Another diary post: migging 13th

Another cool but glorious morning, soon we'll be getting early mists and they are good, for when the sun breaks through birds appear on tops of bushes to fluff off the morning dew - even the really skulky ones. Today though the breeze was still a bit too stiff to encourage anything to show in the exposed brooms. After a cursory look at the bushes in Long Wood (4 Lesser Whitethroat), I headed, armed with a coffee, down to the Alex to find me a Whinchat. The burnt areas were still stubbornly resisting being interesting; a couple of Magpie and a feral pigeon and later 3 Dunnocks mocking my prediction of migrant action. The Whinchat was a no show as well, but one or two Lesser Whitethroat, about 6 Commons, a Willow Warbler in the copse on the south side of the pub scrub, and 2 low flying Mipit promised a bit more birdy action than of late.

While trying to pin a sub-song in the brambles a dark-grey-backed bird with long wings skitted over the tops of the elder. Flycatcher or warbler? The views were brief and inconclusive as was my next view of the bird, from further off as it headed for the line of birch on the west side of the Alex scrub.  I followed.  A good few birds were racing through the gaps in the bushes, but no luck with the "interesting" one. I texted it out to the group, not that anyone has the time to stare at bushes for hours on the off-chance: "pigeon" suggested a helpful colleague...

I stayed in the Alex scrub longer than I had intended to as I felt like doing the complete circuit this morning, but that's what Sunday's are for.

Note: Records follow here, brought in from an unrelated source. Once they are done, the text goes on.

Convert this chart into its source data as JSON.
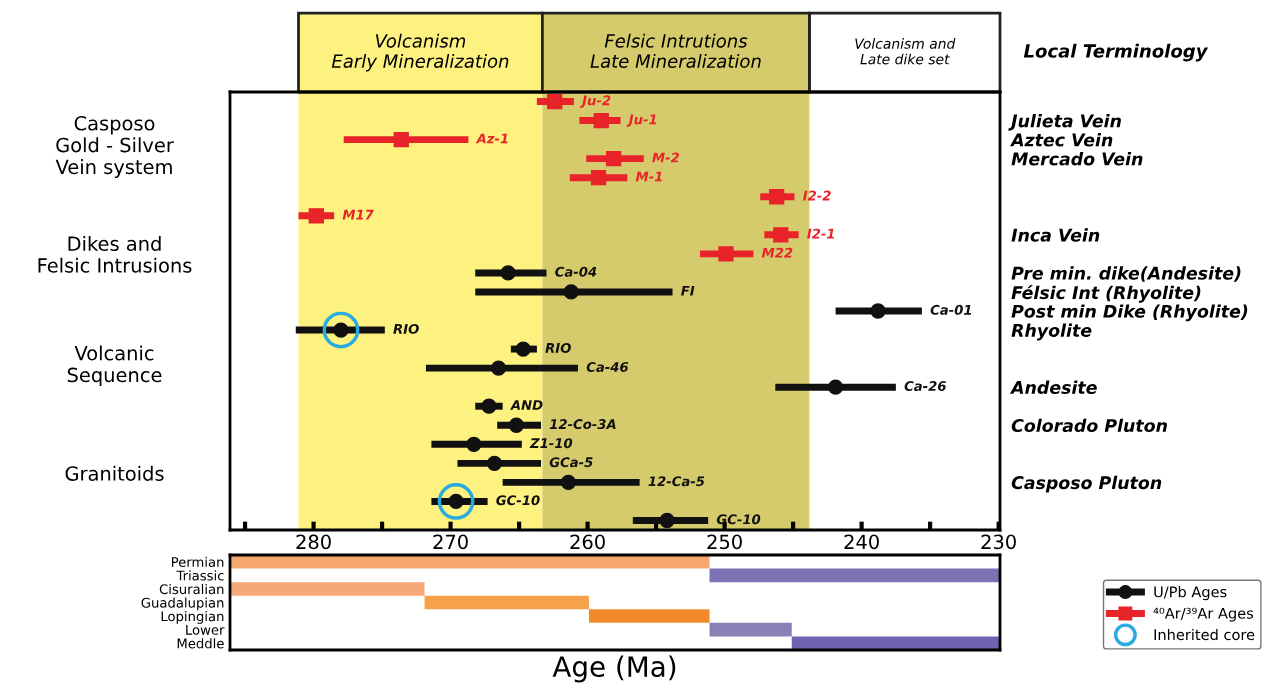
{
  "chart_data": [
    {
      "type": "scatter",
      "orientation": "horizontal",
      "categories": [
        "Ju-2",
        "Ju-1",
        "Az-1",
        "M-2",
        "M-1",
        "I2-2",
        "M17",
        "I2-1",
        "M22",
        "Ca-04",
        "FI",
        "Ca-01",
        "RIO",
        "RIO",
        "Ca-46",
        "Ca-26",
        "AND",
        "12-Co-3A",
        "Z1-10",
        "GCa-5",
        "12-Ca-5",
        "GC-10",
        "GC-10"
      ],
      "y2_categories": [
        null,
        "Julieta Vein",
        "Aztec Vein",
        "Mercado Vein",
        null,
        null,
        null,
        "Inca Vein",
        null,
        "Pre min. dike(Andesite)",
        "Félsic Int (Rhyolite)",
        "Post min Dike (Rhyolite)",
        "Rhyolite",
        null,
        null,
        "Andesite",
        null,
        "Colorado Pluton",
        null,
        null,
        "Casposo Pluton",
        null,
        null
      ],
      "y2label": "Local Terminology",
      "xlim": [
        286.1,
        229.9
      ],
      "xticks": [
        {
          "value": 285,
          "label": null
        },
        280,
        {
          "value": 275,
          "label": null
        },
        270,
        {
          "value": 265,
          "label": null
        },
        260,
        {
          "value": 255,
          "label": null
        },
        250,
        {
          "value": 245,
          "label": null
        },
        240,
        {
          "value": 235,
          "label": null
        },
        230
      ],
      "tick_labels": "x",
      "grid": false,
      "legend": "bottom right",
      "series": [
        {
          "name": "U/Pb Ages",
          "color": "#111111",
          "marker": "circle",
          "values": [
            null,
            null,
            null,
            null,
            null,
            null,
            null,
            null,
            null,
            265.8,
            261.2,
            238.8,
            278.0,
            264.7,
            266.5,
            241.9,
            267.2,
            265.2,
            268.3,
            266.8,
            261.4,
            269.6,
            254.2
          ],
          "errors": [
            null,
            null,
            null,
            null,
            null,
            null,
            null,
            null,
            null,
            [
              263.0,
              268.2
            ],
            [
              253.8,
              268.2
            ],
            [
              235.6,
              241.9
            ],
            [
              274.8,
              281.3
            ],
            [
              263.7,
              265.6
            ],
            [
              260.7,
              271.8
            ],
            [
              237.5,
              246.3
            ],
            [
              266.2,
              268.2
            ],
            [
              263.4,
              266.6
            ],
            [
              264.8,
              271.4
            ],
            [
              263.4,
              269.5
            ],
            [
              256.2,
              266.2
            ],
            [
              267.3,
              271.4
            ],
            [
              251.2,
              256.7
            ]
          ]
        },
        {
          "name": "⁴⁰Ar/³⁹Ar Ages",
          "color": "#e8232a",
          "marker": "square",
          "values": [
            262.4,
            259.0,
            273.6,
            258.1,
            259.2,
            246.2,
            279.8,
            245.9,
            249.9,
            null,
            null,
            null,
            null,
            null,
            null,
            null,
            null,
            null,
            null,
            null,
            null,
            null,
            null
          ],
          "errors": [
            [
              261.0,
              263.7
            ],
            [
              257.6,
              260.6
            ],
            [
              268.7,
              277.8
            ],
            [
              255.9,
              260.1
            ],
            [
              257.1,
              261.3
            ],
            [
              244.9,
              247.4
            ],
            [
              278.5,
              281.1
            ],
            [
              244.6,
              247.1
            ],
            [
              247.9,
              251.8
            ],
            null,
            null,
            null,
            null,
            null,
            null,
            null,
            null,
            null,
            null,
            null,
            null,
            null,
            null
          ]
        },
        {
          "name": "Inherited core",
          "color": "#29aae1",
          "marker": "circle",
          "values": [
            null,
            null,
            null,
            null,
            null,
            null,
            null,
            null,
            null,
            null,
            null,
            null,
            278.0,
            null,
            null,
            null,
            null,
            null,
            null,
            null,
            null,
            269.6,
            null
          ]
        }
      ],
      "bands": [
        {
          "axis": "x",
          "from": 281.1,
          "to": 263.3,
          "label": "Volcanism\nEarly Mineralization",
          "color": "#fdf17f"
        },
        {
          "axis": "x",
          "from": 263.3,
          "to": 243.8,
          "label": "Felsic Intrutions\nLate Mineralization",
          "color": "#d6cb6c"
        },
        {
          "axis": "x",
          "from": 243.8,
          "to": 229.9,
          "label": "Volcanism and\nLate dike set",
          "color": "#ffffff"
        }
      ],
      "annotations": [
        "Casposo\nGold - Silver\nVein system",
        "Dikes and\nFelsic Intrusions",
        "Volcanic\nSequence",
        "Granitoids"
      ]
    },
    {
      "type": "bar",
      "orientation": "horizontal",
      "categories": [
        "Permian",
        "Triassic",
        "Cisuralian",
        "Guadalupian",
        "Lopingian",
        "Lower",
        "Meddle"
      ],
      "base": [
        286.1,
        251.1,
        286.1,
        271.9,
        259.9,
        251.1,
        245.1
      ],
      "values": [
        -35.0,
        -21.2,
        -14.2,
        -12.0,
        -8.8,
        -6.0,
        -15.2
      ],
      "colors": [
        "#f6a870",
        "#7c72b4",
        "#f7a877",
        "#f6a24a",
        "#f28a2b",
        "#8b80b5",
        "#6f64b0"
      ],
      "xlim": [
        286.1,
        229.9
      ],
      "xlabel": "Age (Ma)",
      "tick_labels": "y"
    }
  ]
}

2011 went a little something like this: Wheatear back on the 5th, a Spotted Flycatcher in the old sewage works on the 10th, Whinchat by the 15th, and a stonking day on the 19th pulled in Common Redstart and a flyover Kittiwake at the Shoulder of Mutton.  Pied Flycatchers started appearing on the 21st and Stu pitched in with the first Sedge Warbler of the year and a possible Grasshopper Warbler on the 23rd (one finally giving itself up on the flats a few days later).  Three Tree Pipit on the 24th and a small passage of Arctic Tern on the 26th, it was however Alexandra Park's turn for custody of the Wryneck.